Let's take the significant targets of `r tf.gene` and see if we can develop a causal network.

```{r}
net.set <- c(tf.orf, row.names(target.peak)[target.peak$pval <= 0.1])
library(qtlnet)
```
The following will create MCMC samples for the QTLnet, but it takes awhile.

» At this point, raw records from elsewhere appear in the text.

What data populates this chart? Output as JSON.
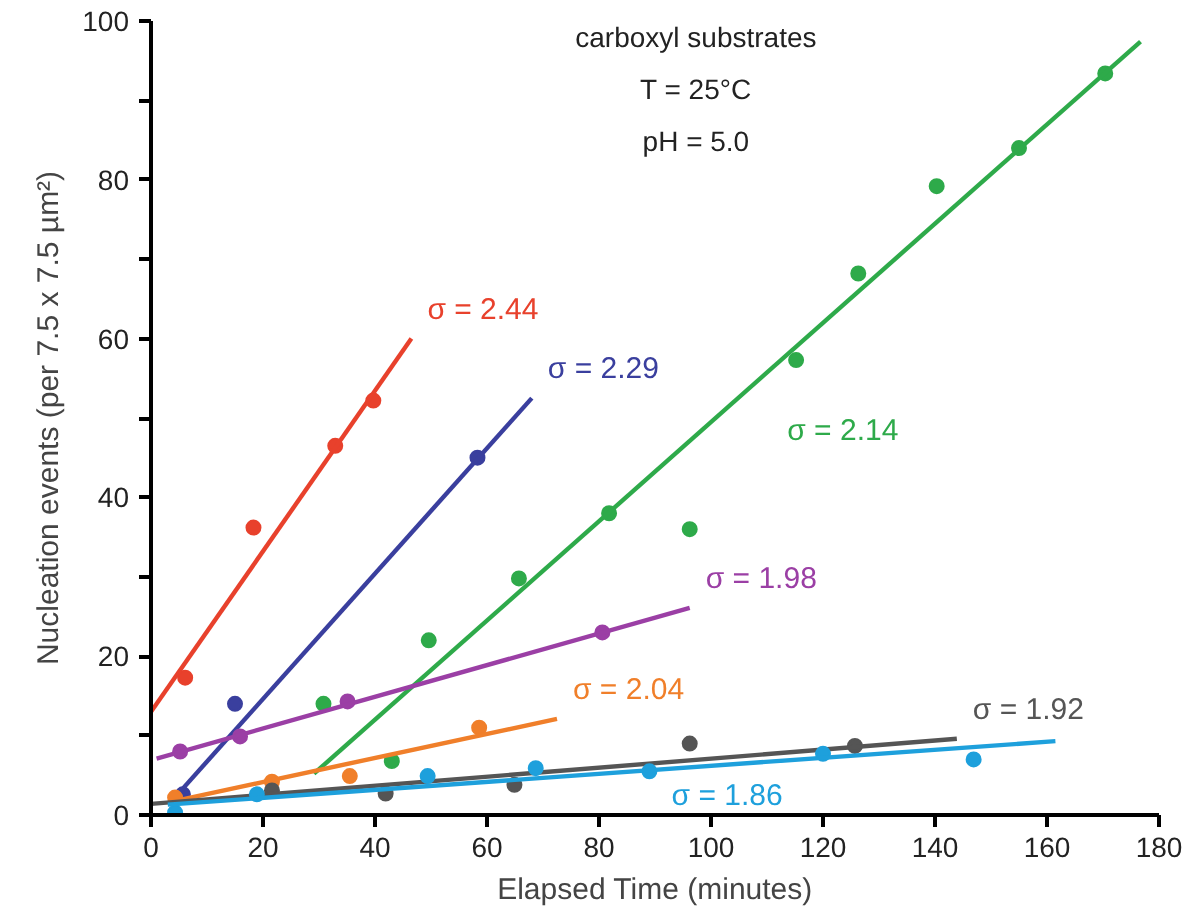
{
  "chart_data": {
    "type": "scatter",
    "xlabel": "Elapsed Time (minutes)",
    "ylabel": "Nucleation events (per 7.5 x 7.5 µm²)",
    "xlim": [
      0,
      180
    ],
    "ylim": [
      0,
      100
    ],
    "xticks": [
      0,
      20,
      40,
      60,
      80,
      100,
      120,
      140,
      160,
      180
    ],
    "yticks": [
      0,
      {
        "value": 10,
        "label": null
      },
      20,
      {
        "value": 30,
        "label": null
      },
      40,
      {
        "value": 50,
        "label": null
      },
      60,
      {
        "value": 70,
        "label": null
      },
      80,
      {
        "value": 90,
        "label": null
      },
      100
    ],
    "grid": false,
    "marker": "circle",
    "series": [
      {
        "color": "#e8412c",
        "x": [
          6.1,
          18.3,
          32.9,
          39.7
        ],
        "values": [
          17.3,
          36.2,
          46.5,
          52.2
        ]
      },
      {
        "type": "line",
        "marker": "none",
        "name": "σ = 2.44",
        "color": "#e8412c",
        "x": [
          0,
          46.5
        ],
        "values": [
          13,
          60
        ]
      },
      {
        "color": "#3a3f9e",
        "x": [
          5.7,
          15,
          58.3
        ],
        "values": [
          2.6,
          14,
          45
        ]
      },
      {
        "type": "line",
        "marker": "none",
        "name": "σ = 2.29",
        "color": "#3a3f9e",
        "x": [
          4,
          68
        ],
        "values": [
          2,
          52.5
        ]
      },
      {
        "color": "#2eaa4a",
        "x": [
          30.8,
          43,
          49.6,
          65.7,
          81.8,
          96.2,
          115.2,
          126.3,
          140.3,
          155,
          170.4
        ],
        "values": [
          14,
          6.8,
          22,
          29.8,
          38,
          36,
          57.3,
          68.2,
          79.2,
          84,
          93.4
        ]
      },
      {
        "type": "line",
        "marker": "none",
        "name": "σ = 2.14",
        "color": "#2eaa4a",
        "x": [
          29.1,
          176.7
        ],
        "values": [
          5.2,
          97.4
        ]
      },
      {
        "color": "#9b3fa5",
        "x": [
          5.2,
          15.9,
          35.1,
          80.6
        ],
        "values": [
          8,
          9.9,
          14.3,
          23
        ]
      },
      {
        "type": "line",
        "marker": "none",
        "name": "σ = 1.98",
        "color": "#9b3fa5",
        "x": [
          1,
          96.2
        ],
        "values": [
          7.1,
          26.1
        ]
      },
      {
        "color": "#f07f2a",
        "x": [
          4.3,
          21.6,
          35.5,
          58.6
        ],
        "values": [
          2.2,
          4.2,
          4.9,
          11
        ]
      },
      {
        "type": "line",
        "marker": "none",
        "name": "σ = 2.04",
        "color": "#f07f2a",
        "x": [
          3.1,
          72.5
        ],
        "values": [
          1.6,
          12.1
        ]
      },
      {
        "color": "#555555",
        "x": [
          21.6,
          41.9,
          64.9,
          96.2,
          125.7
        ],
        "values": [
          3.1,
          2.7,
          3.8,
          9,
          8.7
        ]
      },
      {
        "type": "line",
        "marker": "none",
        "name": "σ = 1.92",
        "color": "#555555",
        "x": [
          0,
          143.9
        ],
        "values": [
          1.4,
          9.6
        ]
      },
      {
        "color": "#1ea0dc",
        "x": [
          4.3,
          18.9,
          49.4,
          68.7,
          89,
          120,
          146.9
        ],
        "values": [
          0.3,
          2.6,
          4.9,
          5.9,
          5.5,
          7.7,
          7
        ]
      },
      {
        "type": "line",
        "marker": "none",
        "name": "σ = 1.86",
        "color": "#1ea0dc",
        "x": [
          3,
          161.5
        ],
        "values": [
          1.3,
          9.3
        ]
      }
    ],
    "annotations": [
      "carboxyl substrates",
      "T = 25°C",
      "pH = 5.0"
    ]
  }
}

Instead we read already created data.
```
amn1.qtlnet <- mcmc.qtlnet(yeast.orf, pheno.col = find.pheno(yeast.orf, net.set),
                           threshold = lod.thr, nSamples = 1000, thinning = 20,
                           random.seed = 92387475)
save(amn1.qtlnet, file = "amn1.qtlnet.RData", compress = TRUE)
```
```{r}
load("amn1.qtlnet.RData")
amn1.graph <- igraph.qtlnet(amn1.qtlnet)
plot(amn1.graph)
```
The plot randomly arranges the traits and QTL. Alternatively, use the interactive
```
tkplot(amn1.graph)
```
This apparently did not work well, as the `r tf.orf` is shown as directly causal to one target and reactive to two others. More work would be needed to study this more carefully.